The Home Valuation Code of Conduct unveiled by Freddie Mac and Fannie Mae in 2008 significantly increased regulatory compliance in the home appraisal industry and was soon incorporated into Dodd-Frank. The provision ultimately eliminates the ability of loan officers to directly interact with appraisers, thereby removing the potential for fraud, Mission Mortgage of Texas, Inc., reports.
Under the new rules, lenders and agents are required to go through a third-party company to find an appraiser. Appraisers are often hired by appraiser management companies that serve as a liaison between the buyer and lender, and those companies try to maximize profits by hiring cheaper appraisers, according to Tampa Bay Times.

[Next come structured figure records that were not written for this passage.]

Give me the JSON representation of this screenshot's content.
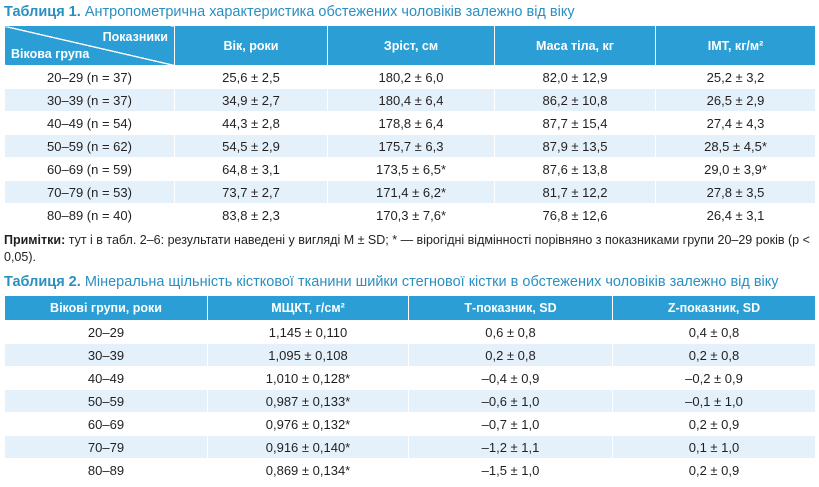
{
  "table1": {
    "caption_label": "Таблиця 1.",
    "caption_text": "Антропометрична характеристика обстежених чоловіків залежно від віку",
    "corner_top": "Показники",
    "corner_bottom": "Вікова група",
    "columns": [
      "Вік, роки",
      "Зріст, см",
      "Маса тіла, кг",
      "ІМТ, кг/м²"
    ],
    "rows": [
      [
        "20–29 (n = 37)",
        "25,6 ± 2,5",
        "180,2 ± 6,0",
        "82,0 ± 12,9",
        "25,2 ± 3,2"
      ],
      [
        "30–39 (n = 37)",
        "34,9 ± 2,7",
        "180,4 ± 6,4",
        "86,2 ± 10,8",
        "26,5 ± 2,9"
      ],
      [
        "40–49 (n = 54)",
        "44,3 ± 2,8",
        "178,8 ± 6,4",
        "87,7 ± 15,4",
        "27,4 ± 4,3"
      ],
      [
        "50–59 (n = 62)",
        "54,5 ± 2,9",
        "175,7 ± 6,3",
        "87,9 ± 13,5",
        "28,5 ± 4,5*"
      ],
      [
        "60–69 (n = 59)",
        "64,8 ± 3,1",
        "173,5 ± 6,5*",
        "87,6 ± 13,8",
        "29,0 ± 3,9*"
      ],
      [
        "70–79 (n = 53)",
        "73,7 ± 2,7",
        "171,4 ± 6,2*",
        "81,7 ± 12,2",
        "27,8 ± 3,5"
      ],
      [
        "80–89 (n = 40)",
        "83,8 ± 2,3",
        "170,3 ± 7,6*",
        "76,8 ± 12,6",
        "26,4 ± 3,1"
      ]
    ]
  },
  "notes": {
    "label": "Примітки:",
    "text": " тут і в табл. 2–6: результати наведені у вигляді M ± SD; * — вірогідні відмінності порівняно з показниками групи 20–29 років (p < 0,05)."
  },
  "table2": {
    "caption_label": "Таблиця 2.",
    "caption_text": "Мінеральна щільність кісткової тканини шийки стегнової кістки в обстежених чоловіків залежно від віку",
    "columns": [
      "Вікові групи, роки",
      "МЩКТ, г/см²",
      "Т-показник, SD",
      "Z-показник, SD"
    ],
    "rows": [
      [
        "20–29",
        "1,145 ± 0,110",
        "0,6 ± 0,8",
        "0,4 ± 0,8"
      ],
      [
        "30–39",
        "1,095 ± 0,108",
        "0,2 ± 0,8",
        "0,2 ± 0,8"
      ],
      [
        "40–49",
        "1,010 ± 0,128*",
        "–0,4 ± 0,9",
        "–0,2 ± 0,9"
      ],
      [
        "50–59",
        "0,987 ± 0,133*",
        "–0,6 ± 1,0",
        "–0,1 ± 1,0"
      ],
      [
        "60–69",
        "0,976 ± 0,132*",
        "–0,7 ± 1,0",
        "0,2 ± 0,9"
      ],
      [
        "70–79",
        "0,916 ± 0,140*",
        "–1,2 ± 1,1",
        "0,1 ± 1,0"
      ],
      [
        "80–89",
        "0,869 ± 0,134*",
        "–1,5 ± 1,0",
        "0,2 ± 0,9"
      ]
    ]
  },
  "colors": {
    "header_bg": "#2b9fd5",
    "caption": "#2a8fc1",
    "stripe": "#e4f1fa"
  }
}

Frank Gregoire, the former chairman of the Florida Real Estate Appraisal Board and the appraisal committee for the National Association of Realtors, said that the appraisers are often ill-trained and unfamiliar with the local housing market. As a result, homeowners are often forced to renegotiate or cancel a home sale price.
“Buyers don’t expect the appraiser to just rubber stamp the sale price,” Gregoire, who testified during Thursday’s House subcommittee hearing on the impact of appraisal regulations on the housing market, said, Tampa Bay Times reports. “They want a good, honest objective appraisal by somebody that has the necessary qualifications to do a credible job.”